We are setting up a new file server and was curious on the best practice of what group to make the folder owner. Should it be the local admin group or the domain admin group? I know it’s essentially the same since the local admin includes the domain group but was curious as to what people use. Also, for folder shares, do you give the permissions to the local admin group object or domain admin group object.

2 Spice ups

Don’t forget your share permissions are the key in the door and then the file permissions take over from that point.

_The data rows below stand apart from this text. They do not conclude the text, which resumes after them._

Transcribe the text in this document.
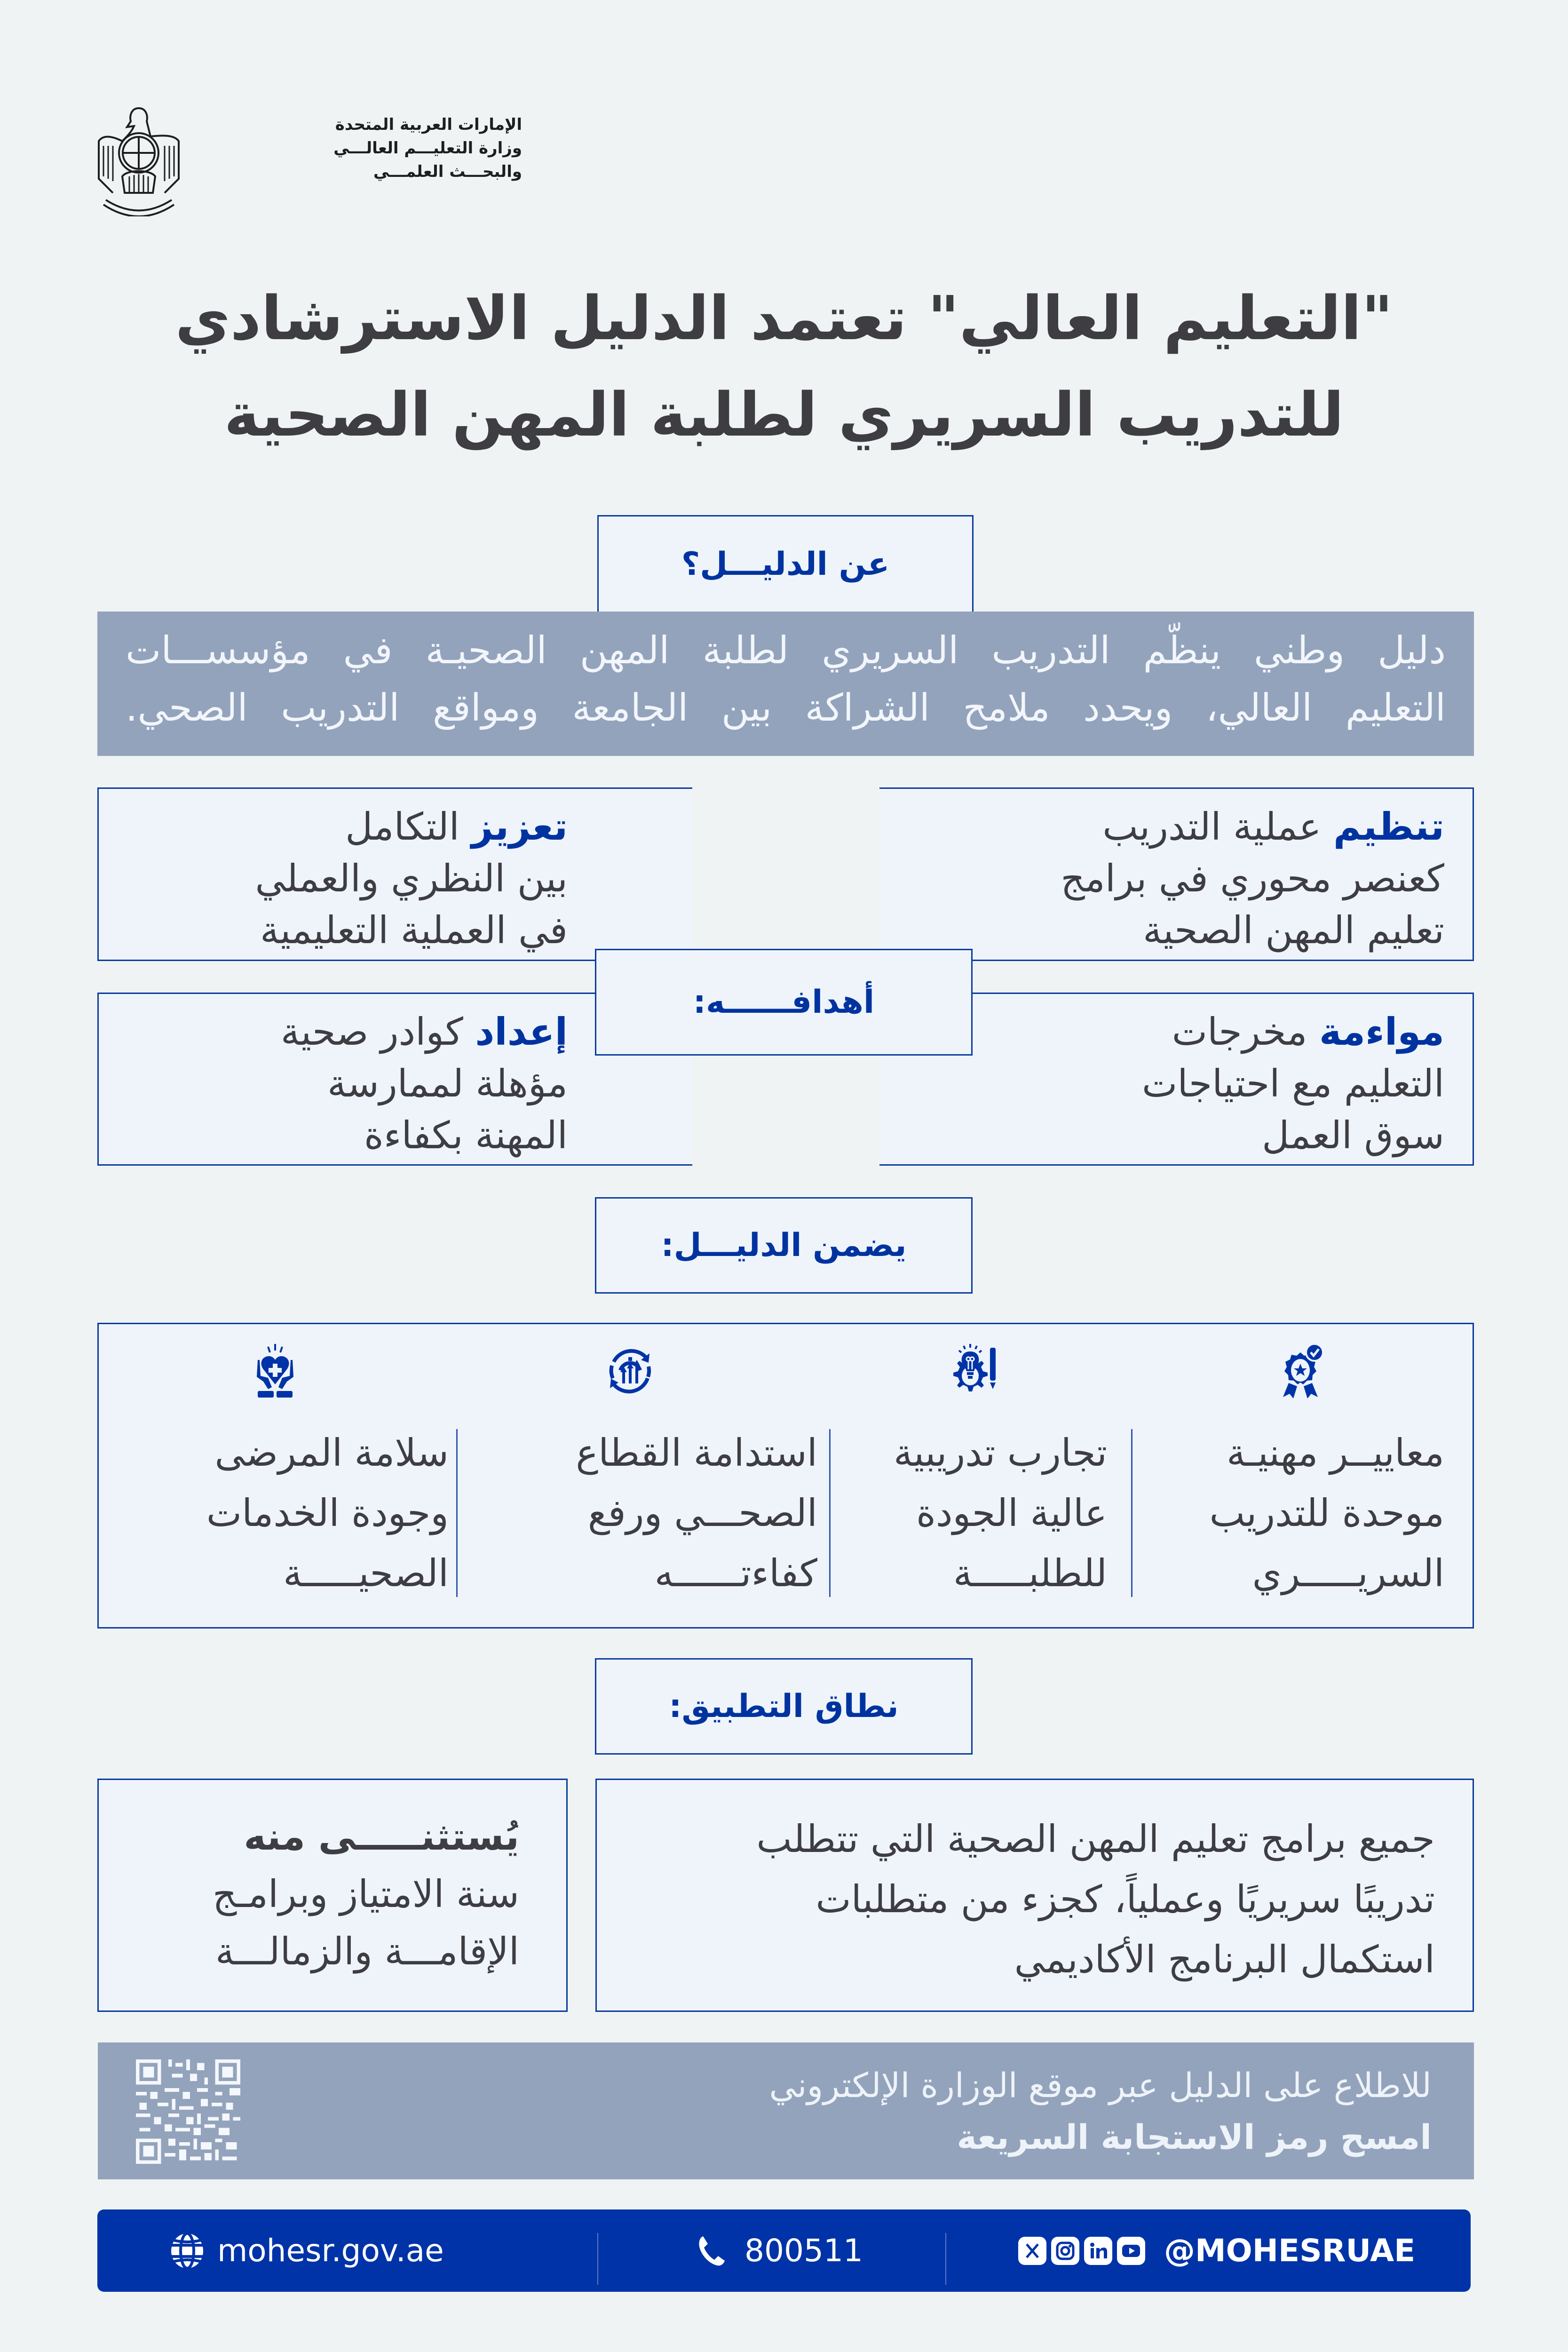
الإمارات العربية المتحدة
وزارة التعليـــم العالـــي
والبحـــث العلمـــي
"التعليم العالي" تعتمد الدليل الاسترشادي
للتدريب السريري لطلبة المهن الصحية
عن الدليـــل؟
دليل وطني ينظّم التدريب السريري لطلبة المهن الصحيـة في مؤسســـات
التعليم العالي، ويحدد ملامح الشراكة بين الجامعة ومواقع التدريب الصحي.
تنظيم عملية التدريب
كعنصر محوري في برامج
تعليم المهن الصحية
تعزيز التكامل
بين النظري والعملي
في العملية التعليمية
مواءمة مخرجات
التعليم مع احتياجات
سوق العمل
إعداد كوادر صحية
مؤهلة لممارسة
المهنة بكفاءة
أهدافــــــه:
يضمن الدليـــل:
معاييــر مهنيـة
موحدة للتدريب
السريـــــري
تجارب تدريبية
عالية الجودة
للطلبـــــة
استدامة القطاع
الصحـــي ورفع
كفاءتــــــه
سلامة المرضى
وجودة الخدمات
الصحيـــــة
نطاق التطبيق:
جميع برامج تعليم المهن الصحية التي تتطلب
تدريبًا سريريًا وعملياً، كجزء من متطلبات
استكمال البرنامج الأكاديمي
يُستثنـــــى منه
سنة الامتياز وبرامـج
الإقامـــة والزمالـــة
للاطلاع على الدليل عبر موقع الوزارة الإلكتروني
امسح رمز الاستجابة السريعة
mohesr.gov.ae	800511	@MOHESRUAE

At the root I have a read list folder contents say if it was for a

Common (SHARE)

—Communications

—Marketing

—HR

—Accoutning

Then on the sub folders I take off the inherit on the folder and put the group like Marketing_RW and add my user groups there

By default unless your specifically remove the administrator rights they should be copied in from the root. By default its been a while since I’ve done this from scratch, administrator/domain administrator should have access to all files on the box

We give domain admin’s group ownership. The share permissions is full access for ‘everyone’. Then NTFS manage the rest. I never give individual accounts permissions (with exception of users MyDocuments/Home folders), I always create security groups (even if it’s for 1 staff). This way if the staff were to leave or be replaced, I can just swap them into the security group. I don’t have to worry about staff XYZ had permission to this folder or that folder, just worry about what security groups their job title belong too.

I’m a huge fan of the access enumeration introduced in Server 2008 as well.

Scott and Steve have the right ideas here. Almost never assign rights by user; always assign rights by groups. Ownership becomes a little tricky if you are using quotas. If you do not use quotas, go with the domain admins group as owner.

Steve is completely right on the share permissions. I never place restrictions on the shares and always define access with the folder permissions.